Software projects are among the most complex systems created and maintained by humans. A large-scale software project today comprises often thousands of software artifacts with millions of lines of source code, documentation, specification, build scripts, and so on. Typically, many individuals, such as developers, testers, architects, and maintainers, are involved in the process of development and evolution, often spread all over the world. A key challenge is to identify factors for determining the state of a project and for judging whether the project meets the project goals in the past, at present, or in the future.Two factors contribute to the complexity of a software project and thus influence the project's state. First, the set of technical artifacts (e.g., code, models, documentation) and their mutual dependencies and interactions are a key complexity factor, henceforth called the technical system. Second, the sum of coordination requirements and efforts of the protagonists involved contribute to the complexity of a software project, henceforth called the social system. Beside the inherent complexities of the technical and the social system, the two systems interact (e.g., developers edit files and files are owned by developers), and this interaction contributes to the overall complexity.The overarching goal of "Congruence" is to develop and evaluate the two-systems view as a novel, holistic approach of software-project analysis and evolution. We will systematically explore the space and patterns of interactions that arise between the social and the technical system of a software project and operationalizations thereof that give rise to useful insights for developers and maintainers.

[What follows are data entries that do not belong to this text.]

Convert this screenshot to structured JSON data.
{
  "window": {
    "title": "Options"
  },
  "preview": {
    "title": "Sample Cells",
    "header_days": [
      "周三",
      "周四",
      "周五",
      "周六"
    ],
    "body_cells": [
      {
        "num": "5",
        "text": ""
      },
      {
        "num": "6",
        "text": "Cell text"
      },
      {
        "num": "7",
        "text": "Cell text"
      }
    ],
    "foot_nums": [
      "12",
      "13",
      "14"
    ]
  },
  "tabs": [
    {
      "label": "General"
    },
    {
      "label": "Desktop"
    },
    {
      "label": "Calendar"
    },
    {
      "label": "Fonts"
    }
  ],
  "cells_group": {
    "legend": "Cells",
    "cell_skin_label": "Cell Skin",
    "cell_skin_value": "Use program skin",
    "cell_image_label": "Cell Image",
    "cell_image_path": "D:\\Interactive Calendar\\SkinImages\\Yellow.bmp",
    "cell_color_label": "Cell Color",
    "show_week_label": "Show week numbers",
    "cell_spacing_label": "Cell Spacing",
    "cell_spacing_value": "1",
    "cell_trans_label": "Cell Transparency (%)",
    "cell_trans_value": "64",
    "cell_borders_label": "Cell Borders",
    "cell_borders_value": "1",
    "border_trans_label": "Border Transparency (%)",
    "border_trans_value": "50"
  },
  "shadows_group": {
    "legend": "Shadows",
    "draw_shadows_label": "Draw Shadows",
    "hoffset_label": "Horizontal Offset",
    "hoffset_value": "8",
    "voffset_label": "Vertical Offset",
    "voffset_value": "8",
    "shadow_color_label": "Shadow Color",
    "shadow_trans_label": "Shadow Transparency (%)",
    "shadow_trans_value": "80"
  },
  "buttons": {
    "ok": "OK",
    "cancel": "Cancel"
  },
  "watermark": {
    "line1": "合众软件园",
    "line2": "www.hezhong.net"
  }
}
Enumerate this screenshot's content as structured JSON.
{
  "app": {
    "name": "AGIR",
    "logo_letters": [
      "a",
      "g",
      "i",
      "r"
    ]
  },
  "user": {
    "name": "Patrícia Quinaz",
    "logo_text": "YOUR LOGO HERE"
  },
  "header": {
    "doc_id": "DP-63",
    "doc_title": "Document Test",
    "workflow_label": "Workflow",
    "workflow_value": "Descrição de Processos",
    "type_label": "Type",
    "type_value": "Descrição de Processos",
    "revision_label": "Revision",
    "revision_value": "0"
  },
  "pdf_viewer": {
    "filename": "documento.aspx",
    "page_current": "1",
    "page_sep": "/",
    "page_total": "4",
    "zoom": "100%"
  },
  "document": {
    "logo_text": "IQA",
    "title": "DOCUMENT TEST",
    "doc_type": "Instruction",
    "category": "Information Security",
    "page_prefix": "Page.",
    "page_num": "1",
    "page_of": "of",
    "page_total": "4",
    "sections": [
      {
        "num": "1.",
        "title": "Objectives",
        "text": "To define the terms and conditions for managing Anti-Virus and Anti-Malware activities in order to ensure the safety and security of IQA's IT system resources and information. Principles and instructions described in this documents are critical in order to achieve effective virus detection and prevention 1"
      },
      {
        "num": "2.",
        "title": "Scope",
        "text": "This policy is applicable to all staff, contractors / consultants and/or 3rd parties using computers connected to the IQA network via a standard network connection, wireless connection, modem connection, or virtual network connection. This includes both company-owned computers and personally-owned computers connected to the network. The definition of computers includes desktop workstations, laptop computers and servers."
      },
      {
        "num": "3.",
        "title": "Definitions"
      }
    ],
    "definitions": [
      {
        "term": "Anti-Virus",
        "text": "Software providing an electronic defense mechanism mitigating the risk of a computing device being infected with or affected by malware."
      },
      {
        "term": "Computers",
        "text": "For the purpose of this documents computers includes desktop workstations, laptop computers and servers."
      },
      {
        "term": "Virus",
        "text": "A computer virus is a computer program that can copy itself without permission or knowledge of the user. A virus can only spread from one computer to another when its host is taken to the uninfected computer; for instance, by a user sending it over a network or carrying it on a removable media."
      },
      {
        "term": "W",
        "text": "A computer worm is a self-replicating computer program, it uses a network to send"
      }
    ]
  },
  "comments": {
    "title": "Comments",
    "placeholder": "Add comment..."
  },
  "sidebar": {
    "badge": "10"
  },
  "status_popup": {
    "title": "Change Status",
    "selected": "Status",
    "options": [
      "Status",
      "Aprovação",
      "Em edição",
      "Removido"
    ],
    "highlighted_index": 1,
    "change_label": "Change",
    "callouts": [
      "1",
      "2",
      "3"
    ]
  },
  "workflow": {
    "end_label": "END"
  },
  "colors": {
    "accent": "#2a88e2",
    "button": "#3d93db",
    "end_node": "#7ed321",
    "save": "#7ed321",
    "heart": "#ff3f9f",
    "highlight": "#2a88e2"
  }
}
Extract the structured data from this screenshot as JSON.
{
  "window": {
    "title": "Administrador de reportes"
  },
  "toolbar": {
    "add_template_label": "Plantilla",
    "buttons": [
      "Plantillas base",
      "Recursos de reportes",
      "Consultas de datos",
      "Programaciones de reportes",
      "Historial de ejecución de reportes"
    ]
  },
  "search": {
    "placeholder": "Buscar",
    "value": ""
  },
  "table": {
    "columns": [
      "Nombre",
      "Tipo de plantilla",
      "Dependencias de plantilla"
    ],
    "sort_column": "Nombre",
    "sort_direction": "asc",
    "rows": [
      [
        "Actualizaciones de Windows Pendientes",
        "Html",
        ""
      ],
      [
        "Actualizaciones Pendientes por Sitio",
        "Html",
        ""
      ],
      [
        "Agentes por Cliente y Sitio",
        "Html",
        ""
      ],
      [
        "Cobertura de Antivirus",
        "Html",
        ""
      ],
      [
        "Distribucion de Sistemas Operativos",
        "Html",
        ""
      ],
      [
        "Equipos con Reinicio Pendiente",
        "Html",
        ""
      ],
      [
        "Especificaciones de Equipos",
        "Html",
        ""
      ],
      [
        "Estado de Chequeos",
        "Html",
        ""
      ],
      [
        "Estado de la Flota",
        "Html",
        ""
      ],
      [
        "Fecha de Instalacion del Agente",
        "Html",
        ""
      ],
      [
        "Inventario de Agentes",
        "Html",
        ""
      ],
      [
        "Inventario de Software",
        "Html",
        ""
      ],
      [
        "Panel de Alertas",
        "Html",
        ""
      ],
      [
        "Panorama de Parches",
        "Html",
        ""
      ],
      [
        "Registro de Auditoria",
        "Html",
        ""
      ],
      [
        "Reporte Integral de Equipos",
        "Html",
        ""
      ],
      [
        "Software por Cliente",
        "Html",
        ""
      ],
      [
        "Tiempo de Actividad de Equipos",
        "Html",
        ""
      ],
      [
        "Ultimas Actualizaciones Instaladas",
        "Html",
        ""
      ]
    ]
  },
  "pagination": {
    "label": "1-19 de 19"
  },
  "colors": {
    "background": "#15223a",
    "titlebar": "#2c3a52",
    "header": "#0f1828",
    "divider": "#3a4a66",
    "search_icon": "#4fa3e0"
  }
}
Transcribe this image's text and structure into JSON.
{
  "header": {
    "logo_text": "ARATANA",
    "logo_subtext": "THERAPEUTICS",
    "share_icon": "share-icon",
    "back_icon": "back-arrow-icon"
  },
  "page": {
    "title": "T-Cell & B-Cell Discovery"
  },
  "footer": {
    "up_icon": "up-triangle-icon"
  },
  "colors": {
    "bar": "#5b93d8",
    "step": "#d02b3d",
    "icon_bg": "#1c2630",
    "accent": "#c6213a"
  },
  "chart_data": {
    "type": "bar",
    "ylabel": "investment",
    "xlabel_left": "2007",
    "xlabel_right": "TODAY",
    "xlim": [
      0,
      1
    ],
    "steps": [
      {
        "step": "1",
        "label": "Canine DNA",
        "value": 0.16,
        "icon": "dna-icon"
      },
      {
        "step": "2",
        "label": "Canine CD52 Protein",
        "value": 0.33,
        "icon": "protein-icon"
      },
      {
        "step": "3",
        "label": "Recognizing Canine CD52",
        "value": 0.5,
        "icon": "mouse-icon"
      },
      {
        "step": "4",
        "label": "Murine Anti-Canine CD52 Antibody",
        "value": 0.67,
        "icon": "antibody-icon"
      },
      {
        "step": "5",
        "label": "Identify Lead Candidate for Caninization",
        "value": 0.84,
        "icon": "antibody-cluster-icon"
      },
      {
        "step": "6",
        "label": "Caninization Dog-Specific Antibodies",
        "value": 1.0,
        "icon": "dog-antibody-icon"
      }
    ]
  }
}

Our key hypothesis is that socio-technical patterns are related to desired or undesired project states, and their identification can therefore guide project analysis, management, and evolution. To this end, we aim at developing a systematic and general methodology of how to measure (the kind or degree of) socio-technical congruence as well as an epistemic base of knowledge and quantitative, causal theory on how to elicit and maintain socio-technical congruence in large-scale, decentralized, and distributed software projects. Beside fundamental insights, we will keep the practical application in sight. We aim at informing and driving the development of methods that directly help individual developers and teams of developers to improve their everyday work.